The total area of the cross-sectional shape of the inner shell 402 was in a range between 20 square feet (ft²) and 30 ft². The heating jacket 409 lined the outer surface of the inner shell 402 and defined the heated surface area. The heated surface area was in a range between 180 ft²and 220 ft². The ratio between the heated surface area and the total surface area of the process vessel 499 was in a range between 0.5 and 0.9. The heating jacket 409 was supplied with hot oil (Duratherm 630™) at a flow rate in a range between 130 gallons per minute (gpm) and 170 gpm and a temperature in a range between 600° F. and 650° F.

The process of forming the solid fuel composition 450b from the solid waste mixture 450a was completed as a batch process, in which the solid waste mixture 450a was introduced to the process vessel 499, processed, and then extruded to form the solid fuel composition 450b. Once the solid fuel composition 450b was completely extruded from the process vessel 499, another batch was initiated. The process was categorized into three heating cycles: the first heating cycle which included increasing the temperature of the solid waste mixture 450a to the water evaporation temperature; the second heating cycle which included maintaining the temperature of the solid waste mixture 450a at the water evaporation temperature to remove water from the solid waste mixture 450a; and the third heating cycle which included increasing and maintaining the temperature of the solid waste mixture 450a to the extrusion temperature. The total process took 30 minutes to 60 minutes to complete. The mass of total solid fuel composition 450b formed in a single batch was in a range between 80% and 99% of the total original mass of the solid waste mixture 450a introduced to the process vessel 499 (includes moisture content).

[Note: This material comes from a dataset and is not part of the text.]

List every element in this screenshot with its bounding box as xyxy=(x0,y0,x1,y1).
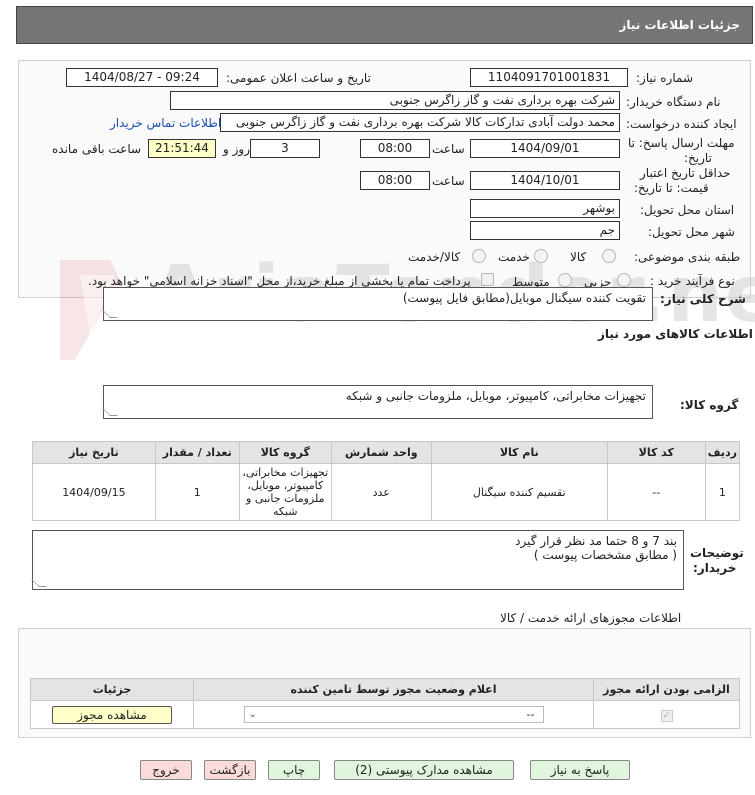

Although this disclosure contains many specific embodiment details, these should not be construed as limitations on the scope of the subject matter or on the scope of what may be claimed, but rather as descriptions of features that may be specific to particular embodiments. Certain features that are described in this disclosure in the context of separate embodiments can also be implemented, in combination, in a single embodiment. Conversely, various features that are described in the context of a single embodiment can also be implemented in multiple embodiments, separately, or in any suitable sub-combination. Moreover, although previously described features may be described as acting in certain combinations and even initially claimed as such, one or more features from a claimed combination can, in some cases, be excised from the combination, and the claimed combination may be directed to a sub-combination or variation of a sub-combination.

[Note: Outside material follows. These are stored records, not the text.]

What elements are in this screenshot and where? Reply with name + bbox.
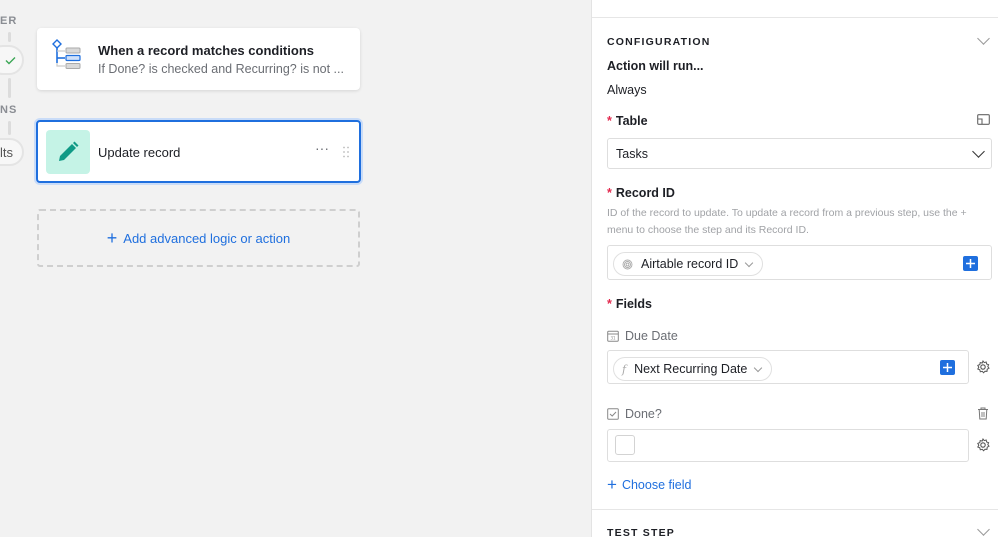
action-icon-tile — [46, 130, 90, 174]
pencil-icon — [59, 141, 79, 161]
chevron-down-icon — [745, 258, 754, 267]
done-field-label: Done? — [607, 407, 662, 421]
automation-canvas: ER NS lts When a record matches conditio… — [0, 0, 591, 537]
plus-icon — [943, 363, 952, 372]
action-title: Update record — [98, 145, 181, 160]
token-label: Airtable record ID — [641, 257, 739, 271]
due-date-name: Due Date — [625, 329, 678, 343]
table-select-value: Tasks — [616, 146, 648, 161]
run-condition-label: Action will run... — [607, 59, 704, 73]
add-advanced-logic-button[interactable]: + Add advanced logic or action — [37, 209, 360, 267]
action-card-update-record[interactable]: Update record ··· — [36, 120, 361, 183]
chevron-down-icon — [754, 363, 763, 372]
add-step-label: Add advanced logic or action — [123, 230, 291, 246]
required-marker: * — [607, 297, 612, 311]
fingerprint-icon — [622, 259, 633, 269]
table-label-text: Table — [615, 114, 648, 128]
drag-handle-icon[interactable] — [342, 146, 350, 158]
formula-icon: f — [622, 362, 627, 376]
rail-trigger-label: ER — [0, 15, 18, 27]
run-condition-value: Always — [607, 83, 647, 97]
insert-dynamic-value-button[interactable] — [963, 256, 978, 271]
done-checkbox[interactable] — [615, 435, 635, 455]
trigger-status-indicator[interactable] — [0, 45, 24, 75]
test-step-heading[interactable]: TEST STEP — [607, 527, 675, 537]
trash-icon[interactable] — [977, 407, 989, 420]
fields-label-text: Fields — [615, 297, 652, 311]
gear-icon[interactable] — [976, 360, 990, 374]
required-marker: * — [607, 186, 612, 200]
required-marker: * — [607, 114, 612, 128]
trigger-card[interactable]: When a record matches conditions If Done… — [37, 28, 360, 90]
record-id-label-text: Record ID — [615, 186, 675, 200]
due-date-input[interactable]: f Next Recurring Date — [607, 350, 969, 384]
trigger-subtitle: If Done? is checked and Recurring? is no… — [98, 62, 344, 76]
open-table-icon[interactable] — [977, 114, 990, 125]
token-label: Next Recurring Date — [634, 362, 748, 376]
fields-label: * Fields — [607, 297, 652, 311]
expand-test-step-chevron-icon[interactable] — [977, 523, 990, 536]
gear-icon[interactable] — [976, 438, 990, 452]
record-id-field-label: * Record ID — [607, 186, 675, 200]
plus-icon: + — [106, 227, 118, 248]
chevron-down-icon — [972, 145, 985, 158]
rail-connector — [8, 78, 11, 98]
table-field-label: * Table — [607, 114, 648, 128]
plus-icon — [966, 259, 975, 268]
choose-field-label: Choose field — [621, 478, 692, 492]
configuration-heading: CONFIGURATION — [607, 36, 711, 48]
plus-icon: + — [607, 475, 617, 494]
check-icon — [5, 56, 16, 64]
calendar-icon: 31 — [607, 330, 619, 342]
airtable-record-id-token[interactable]: Airtable record ID — [613, 252, 764, 276]
checkbox-icon — [607, 408, 619, 420]
table-select[interactable]: Tasks — [607, 138, 992, 169]
more-options-button[interactable]: ··· — [315, 141, 329, 155]
due-date-field-label: 31 Due Date — [607, 329, 678, 343]
collapse-configuration-chevron-icon[interactable] — [977, 32, 990, 45]
choose-field-button[interactable]: + Choose field — [607, 475, 692, 494]
rail-connector — [8, 32, 11, 42]
insert-dynamic-value-button[interactable] — [940, 360, 955, 375]
record-id-help-text: ID of the record to update. To update a … — [607, 207, 967, 236]
conditions-tree-icon — [52, 39, 81, 69]
rail-connector — [8, 121, 11, 135]
trigger-title: When a record matches conditions — [98, 43, 314, 58]
panel-header-strip — [592, 0, 998, 18]
done-input[interactable] — [607, 429, 969, 462]
section-divider — [592, 509, 998, 510]
next-recurring-date-token[interactable]: f Next Recurring Date — [613, 357, 773, 381]
record-id-input[interactable]: Airtable record ID — [607, 245, 992, 280]
done-name: Done? — [625, 407, 662, 421]
step-config-panel: CONFIGURATION Action will run... Always … — [591, 0, 998, 537]
rail-actions-label: NS — [0, 104, 18, 116]
svg-text:31: 31 — [610, 336, 616, 341]
test-results-label: lts — [0, 144, 13, 160]
test-results-pill[interactable]: lts — [0, 138, 24, 166]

Particular embodiments of the subject matter have been described. Other embodiments, alterations, and permutations of the described embodiments are within the scope of the following claims as will be apparent to those skilled in the art. While operations are depicted in the drawings or claims in a particular order, this should not be understood as requiring that such operations be performed in the particular order shown or in sequential order, or that all illustrated operations be performed (some operations may be considered optional), to achieve desirable results.

Accordingly, the previously described example embodiments do not define or constrain this disclosure. Other changes, substitutions, and alterations are also possible without departing from the spirit and scope of this disclosure.